Teratology studies have been performed in rats using oral loperamide hydrochloride doses of 2.5 mg/kg/day, 10 mg/kg/day, and 40 mg/kg/day, and in rabbits using oral doses of 5 mg/kg/day, 20 mg/kg/day, and 40 mg/kg/day. These studies have revealed no evidence of impaired fertility or harm to the fetus at doses up to 10 mg/kg/day in rats (5 times the human dose based on body surface area comparison) and 40 mg/kg/day in rabbits (43 times the human dose based on body surface area comparison). Treatment of rats with oral doses of 40 mg/kg/day (21 times the human dose based on a body surface area comparison) produced marked impairment of fertility. The studies produced no evidence of teratogenic activity. There are no adequate and well controlled studies in pregnant women. Loperamide hydrochloride capsules should be used during pregnancy only if the potential benefit justifies the potential risk to the fetus.
Small amounts of loperamide may appear in human breast milk.
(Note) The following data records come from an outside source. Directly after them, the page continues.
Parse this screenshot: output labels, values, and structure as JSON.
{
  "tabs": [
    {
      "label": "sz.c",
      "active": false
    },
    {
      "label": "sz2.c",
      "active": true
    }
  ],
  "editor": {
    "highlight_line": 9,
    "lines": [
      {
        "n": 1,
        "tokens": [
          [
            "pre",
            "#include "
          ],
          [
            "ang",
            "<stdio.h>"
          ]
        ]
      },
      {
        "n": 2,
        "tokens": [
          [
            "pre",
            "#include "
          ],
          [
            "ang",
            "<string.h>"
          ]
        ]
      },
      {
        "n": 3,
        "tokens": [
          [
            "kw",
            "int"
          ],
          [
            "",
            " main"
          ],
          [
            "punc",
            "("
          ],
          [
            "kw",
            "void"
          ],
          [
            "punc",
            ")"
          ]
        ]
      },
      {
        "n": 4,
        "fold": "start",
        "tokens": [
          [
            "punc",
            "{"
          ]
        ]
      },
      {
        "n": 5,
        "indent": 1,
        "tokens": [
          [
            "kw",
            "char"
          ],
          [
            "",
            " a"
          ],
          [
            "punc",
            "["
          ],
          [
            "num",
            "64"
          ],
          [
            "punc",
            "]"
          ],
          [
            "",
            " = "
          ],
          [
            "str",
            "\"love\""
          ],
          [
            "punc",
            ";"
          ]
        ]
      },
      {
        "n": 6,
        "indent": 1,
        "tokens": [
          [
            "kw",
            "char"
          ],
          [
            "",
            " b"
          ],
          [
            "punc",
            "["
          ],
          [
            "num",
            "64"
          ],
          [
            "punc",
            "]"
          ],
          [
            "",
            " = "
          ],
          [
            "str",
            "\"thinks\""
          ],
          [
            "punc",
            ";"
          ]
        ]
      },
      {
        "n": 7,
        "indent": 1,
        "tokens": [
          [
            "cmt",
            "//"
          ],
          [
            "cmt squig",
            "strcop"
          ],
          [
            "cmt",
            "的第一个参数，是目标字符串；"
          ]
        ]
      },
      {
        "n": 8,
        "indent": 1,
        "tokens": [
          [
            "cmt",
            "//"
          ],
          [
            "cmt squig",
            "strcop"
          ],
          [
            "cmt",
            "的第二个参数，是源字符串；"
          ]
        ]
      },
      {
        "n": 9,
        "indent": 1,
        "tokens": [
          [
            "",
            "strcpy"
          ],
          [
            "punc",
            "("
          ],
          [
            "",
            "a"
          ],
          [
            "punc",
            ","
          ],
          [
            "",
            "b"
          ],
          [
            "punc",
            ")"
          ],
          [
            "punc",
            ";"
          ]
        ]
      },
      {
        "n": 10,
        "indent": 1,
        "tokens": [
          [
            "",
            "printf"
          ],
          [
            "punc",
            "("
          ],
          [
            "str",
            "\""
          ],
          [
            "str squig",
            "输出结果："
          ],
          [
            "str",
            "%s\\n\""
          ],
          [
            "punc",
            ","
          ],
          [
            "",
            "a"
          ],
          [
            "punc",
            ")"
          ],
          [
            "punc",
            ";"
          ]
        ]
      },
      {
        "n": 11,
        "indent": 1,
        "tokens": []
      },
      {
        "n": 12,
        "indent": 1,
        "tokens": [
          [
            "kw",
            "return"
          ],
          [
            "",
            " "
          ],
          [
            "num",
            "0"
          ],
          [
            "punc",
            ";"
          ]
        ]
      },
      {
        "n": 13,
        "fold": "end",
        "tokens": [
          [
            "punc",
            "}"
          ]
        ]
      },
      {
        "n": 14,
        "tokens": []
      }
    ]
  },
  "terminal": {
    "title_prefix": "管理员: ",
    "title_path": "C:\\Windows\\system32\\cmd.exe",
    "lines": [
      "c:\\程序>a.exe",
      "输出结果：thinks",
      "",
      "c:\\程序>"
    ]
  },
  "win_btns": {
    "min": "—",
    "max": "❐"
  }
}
Therefore, loperamide hydrochloride capsules are not recommended during breast-feeding.
Loperamide hydrochloride capsules are contraindicated in pediatric patients less than 2 years of age due to the risks of respiratory depression and serious cardiac adverse reactions (see CONTRAINDICATIONS). Postmarketing cases of cardiac arrest, syncope, and respiratory depression have been reported in pediatric patients less than 2 years of age (see WARNINGS). Pediatric patients may be more sensitive to CNS effects, such as altered mental status, somnolence, and respiratory depression, than adults. There have been rare reports of paralytic ileus associated with abdominal distention. Most of these reports occurred in the setting of acute dysentery, overdose, and with pediatric patients less than two years of age.
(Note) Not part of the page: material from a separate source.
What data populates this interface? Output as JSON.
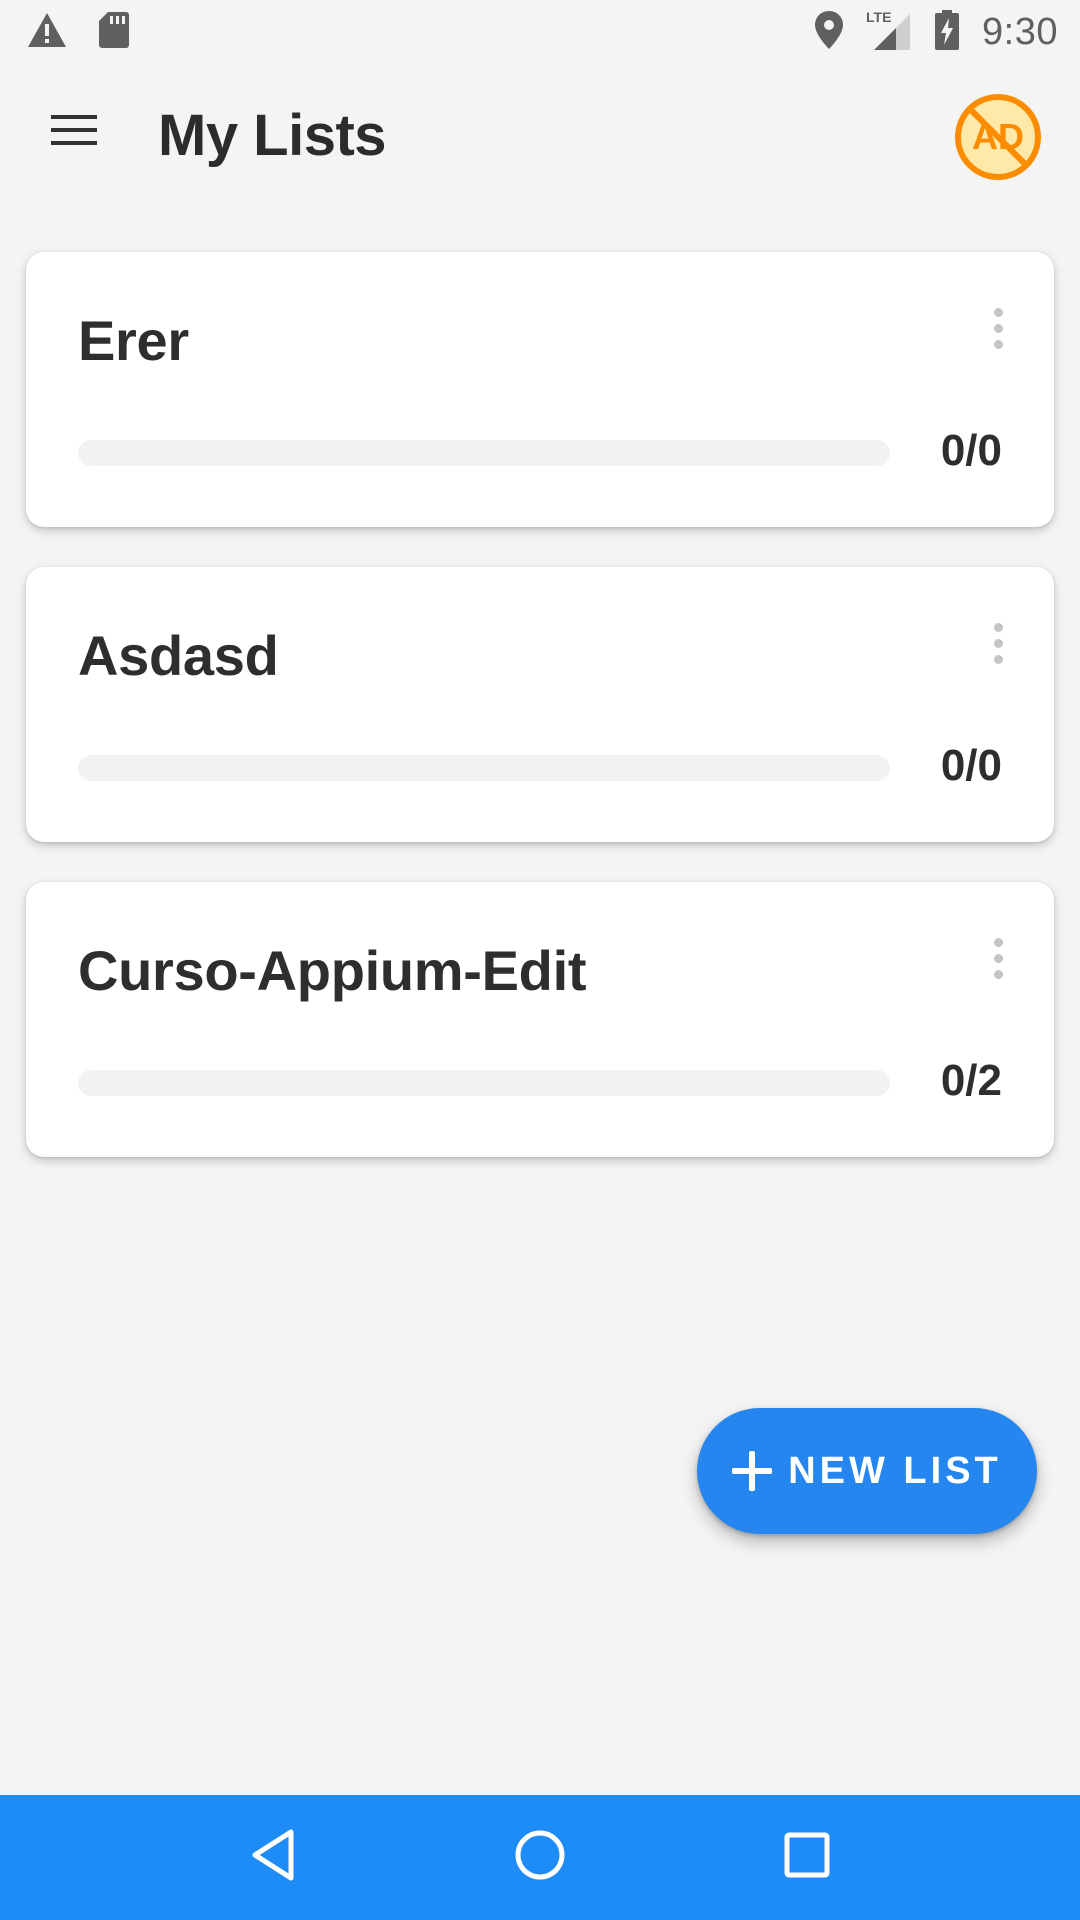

Loperamide hydrochloride capsules should be used with special caution in pediatric patients because of their greater variability of response (see WARNINGS). Dehydration, particularly in pediatric patients less than 6 years of age, may further influence the variability of response to loperamide hydrochloride capsules.
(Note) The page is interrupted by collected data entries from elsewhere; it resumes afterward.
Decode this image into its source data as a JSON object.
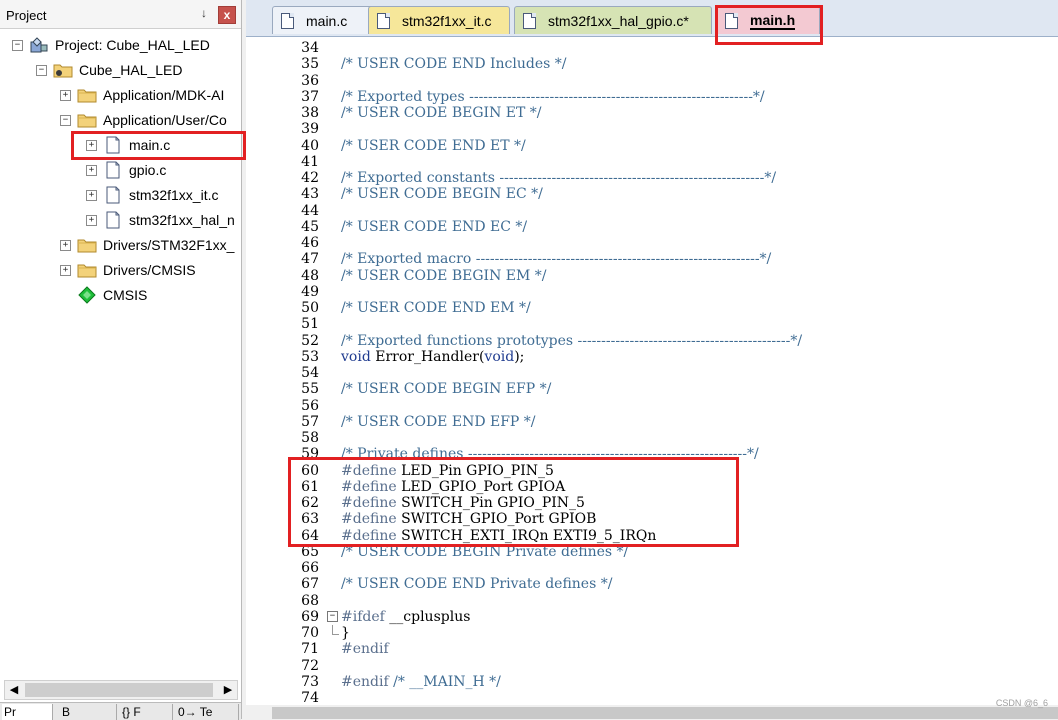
{
  "project_panel": {
    "title": "Project",
    "pin_glyph": "↓",
    "close_glyph": "x",
    "tree": [
      {
        "label": "Project: Cube_HAL_LED",
        "icon": "project-icon",
        "expander": "−"
      },
      {
        "label": "Cube_HAL_LED",
        "icon": "target-folder-icon",
        "expander": "−"
      },
      {
        "label": "Application/MDK-AI",
        "icon": "folder-icon",
        "expander": "+"
      },
      {
        "label": "Application/User/Co",
        "icon": "folder-open-icon",
        "expander": "−"
      },
      {
        "label": "main.c",
        "icon": "file-icon",
        "expander": "+"
      },
      {
        "label": "gpio.c",
        "icon": "file-icon",
        "expander": "+"
      },
      {
        "label": "stm32f1xx_it.c",
        "icon": "file-icon",
        "expander": "+"
      },
      {
        "label": "stm32f1xx_hal_n",
        "icon": "file-icon",
        "expander": "+"
      },
      {
        "label": "Drivers/STM32F1xx_",
        "icon": "folder-icon",
        "expander": "+"
      },
      {
        "label": "Drivers/CMSIS",
        "icon": "folder-icon",
        "expander": "+"
      },
      {
        "label": "CMSIS",
        "icon": "cmsis-gem-icon",
        "expander": ""
      }
    ],
    "bottom_tabs": [
      "Pr",
      "B",
      "{} F",
      "0→ Te"
    ]
  },
  "editor_tabs": [
    {
      "label": "main.c",
      "active": false,
      "color": "#dfe7f2"
    },
    {
      "label": "stm32f1xx_it.c",
      "active": false,
      "color": "#f6e79a"
    },
    {
      "label": "stm32f1xx_hal_gpio.c*",
      "active": false,
      "color": "#d6e3b4"
    },
    {
      "label": "main.h",
      "active": true,
      "color": "#f3c9d2"
    }
  ],
  "code": [
    {
      "n": "34",
      "segments": []
    },
    {
      "n": "35",
      "segments": [
        {
          "t": "/* USER CODE END Includes */",
          "c": "comment"
        }
      ]
    },
    {
      "n": "36",
      "segments": []
    },
    {
      "n": "37",
      "segments": [
        {
          "t": "/* Exported types ------------------------------------------------------------*/",
          "c": "comment"
        }
      ]
    },
    {
      "n": "38",
      "segments": [
        {
          "t": "/* USER CODE BEGIN ET */",
          "c": "comment"
        }
      ]
    },
    {
      "n": "39",
      "segments": []
    },
    {
      "n": "40",
      "segments": [
        {
          "t": "/* USER CODE END ET */",
          "c": "comment"
        }
      ]
    },
    {
      "n": "41",
      "segments": []
    },
    {
      "n": "42",
      "segments": [
        {
          "t": "/* Exported constants --------------------------------------------------------*/",
          "c": "comment"
        }
      ]
    },
    {
      "n": "43",
      "segments": [
        {
          "t": "/* USER CODE BEGIN EC */",
          "c": "comment"
        }
      ]
    },
    {
      "n": "44",
      "segments": []
    },
    {
      "n": "45",
      "segments": [
        {
          "t": "/* USER CODE END EC */",
          "c": "comment"
        }
      ]
    },
    {
      "n": "46",
      "segments": []
    },
    {
      "n": "47",
      "segments": [
        {
          "t": "/* Exported macro ------------------------------------------------------------*/",
          "c": "comment"
        }
      ]
    },
    {
      "n": "48",
      "segments": [
        {
          "t": "/* USER CODE BEGIN EM */",
          "c": "comment"
        }
      ]
    },
    {
      "n": "49",
      "segments": []
    },
    {
      "n": "50",
      "segments": [
        {
          "t": "/* USER CODE END EM */",
          "c": "comment"
        }
      ]
    },
    {
      "n": "51",
      "segments": []
    },
    {
      "n": "52",
      "segments": [
        {
          "t": "/* Exported functions prototypes ---------------------------------------------*/",
          "c": "comment"
        }
      ]
    },
    {
      "n": "53",
      "segments": [
        {
          "t": "void",
          "c": "kw"
        },
        {
          "t": " Error_Handler(",
          "c": "plain"
        },
        {
          "t": "void",
          "c": "kw"
        },
        {
          "t": ");",
          "c": "plain"
        }
      ]
    },
    {
      "n": "54",
      "segments": []
    },
    {
      "n": "55",
      "segments": [
        {
          "t": "/* USER CODE BEGIN EFP */",
          "c": "comment"
        }
      ]
    },
    {
      "n": "56",
      "segments": []
    },
    {
      "n": "57",
      "segments": [
        {
          "t": "/* USER CODE END EFP */",
          "c": "comment"
        }
      ]
    },
    {
      "n": "58",
      "segments": []
    },
    {
      "n": "59",
      "segments": [
        {
          "t": "/* Private defines -----------------------------------------------------------*/",
          "c": "comment"
        }
      ]
    },
    {
      "n": "60",
      "segments": [
        {
          "t": "#define",
          "c": "pre"
        },
        {
          "t": " LED_Pin GPIO_PIN_5",
          "c": "plain"
        }
      ]
    },
    {
      "n": "61",
      "segments": [
        {
          "t": "#define",
          "c": "pre"
        },
        {
          "t": " LED_GPIO_Port GPIOA",
          "c": "plain"
        }
      ]
    },
    {
      "n": "62",
      "segments": [
        {
          "t": "#define",
          "c": "pre"
        },
        {
          "t": " SWITCH_Pin GPIO_PIN_5",
          "c": "plain"
        }
      ]
    },
    {
      "n": "63",
      "segments": [
        {
          "t": "#define",
          "c": "pre"
        },
        {
          "t": " SWITCH_GPIO_Port GPIOB",
          "c": "plain"
        }
      ]
    },
    {
      "n": "64",
      "segments": [
        {
          "t": "#define",
          "c": "pre"
        },
        {
          "t": " SWITCH_EXTI_IRQn EXTI9_5_IRQn",
          "c": "plain"
        }
      ]
    },
    {
      "n": "65",
      "segments": [
        {
          "t": "/* USER CODE BEGIN Private defines */",
          "c": "comment"
        }
      ]
    },
    {
      "n": "66",
      "segments": []
    },
    {
      "n": "67",
      "segments": [
        {
          "t": "/* USER CODE END Private defines */",
          "c": "comment"
        }
      ]
    },
    {
      "n": "68",
      "segments": []
    },
    {
      "n": "69",
      "segments": [
        {
          "t": "#ifdef",
          "c": "pre"
        },
        {
          "t": " __cplusplus",
          "c": "plain"
        }
      ],
      "fold": "start"
    },
    {
      "n": "70",
      "segments": [
        {
          "t": "}",
          "c": "plain"
        }
      ],
      "fold": "end"
    },
    {
      "n": "71",
      "segments": [
        {
          "t": "#endif",
          "c": "pre"
        }
      ]
    },
    {
      "n": "72",
      "segments": []
    },
    {
      "n": "73",
      "segments": [
        {
          "t": "#endif",
          "c": "pre"
        },
        {
          "t": " /* __MAIN_H */",
          "c": "comment"
        }
      ]
    },
    {
      "n": "74",
      "segments": []
    }
  ],
  "colors": {
    "highlight": "#e22022",
    "comment": "#3f6c93",
    "preprocessor": "#5a6f8d",
    "keyword": "#1f3b8f"
  },
  "watermark": "CSDN @6_6"
}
The safety and effectiveness of loperamide hydrochloride capsules in pediatric patients with chronic diarrhea have not been established. Although loperamide hydrochloride capsules have been studied in a limited number of pediatric patients with chronic diarrhea; the therapeutic dose for the treatment of chronic diarrhea in a pediatric population has not been established.
In case of accidental overdosage of loperamide hydrochloride capsules by pediatric patients, see OVERDOSAGE for suggested treatment.
The adverse effects reported during clinical investigations of loperamide hydrochloride capsules are difficult to distinguish from symptoms associated with the diarrheal syndrome. Adverse experiences recorded during clinical studies with loperamide hydrochloride capsules were generally of a minor and self-limiting nature. They were more commonly observed during the treatment of chronic diarrhea.
The adverse events reported are summarized irrespective of the causality assessment of the investigators.
1) Adverse events from 4 placebo-controlled studies in patients with acute diarrhea
The adverse events with an incidence of 1.0% or greater, which were reported at least as often in patients on loperamide hydrochloride as on placebo, are presented in the table below.
Acute Diarrhea | ||
---|---|---|
Loperamide
Hydrochloride | Placebo | |
No. of treated patients | 231 | 236 |
Gastrointestinal AE% Constipation |
2.6% |
0.8% |
The adverse events with an incidence of 1.0% or greater, which were more frequently reported in patients on placebo than on loperamide hydrochloride, were: dry mouth, flatulence, abdominal cramp and colic.
2) Adverse events from 20 placebo-controlled studies in patients with chronic diarrhea
The adverse events with an incidence of 1.0% or greater, which were reported at least as often in patients on loperamide hydrochloride as on placebo, are presented in the table below.
Chronic Diarrhea | ||
---|---|---|
Loperamide
Hydrochloride | Placebo | |
No. of treated patients | 285 | 277 |
Gastrointestinal AE% Constipation |
5.3% |
0.0% |
Central and peripheral nervous system AE% Dizziness |
1.4% |
0.7% |
The adverse events with an incidence of 1.0% or greater, which were more frequently reported in patients on placebo than on loperamide hydrochloride were: nausea, vomiting, headache, meteorism, abdominal pain, abdominal cramp and colic.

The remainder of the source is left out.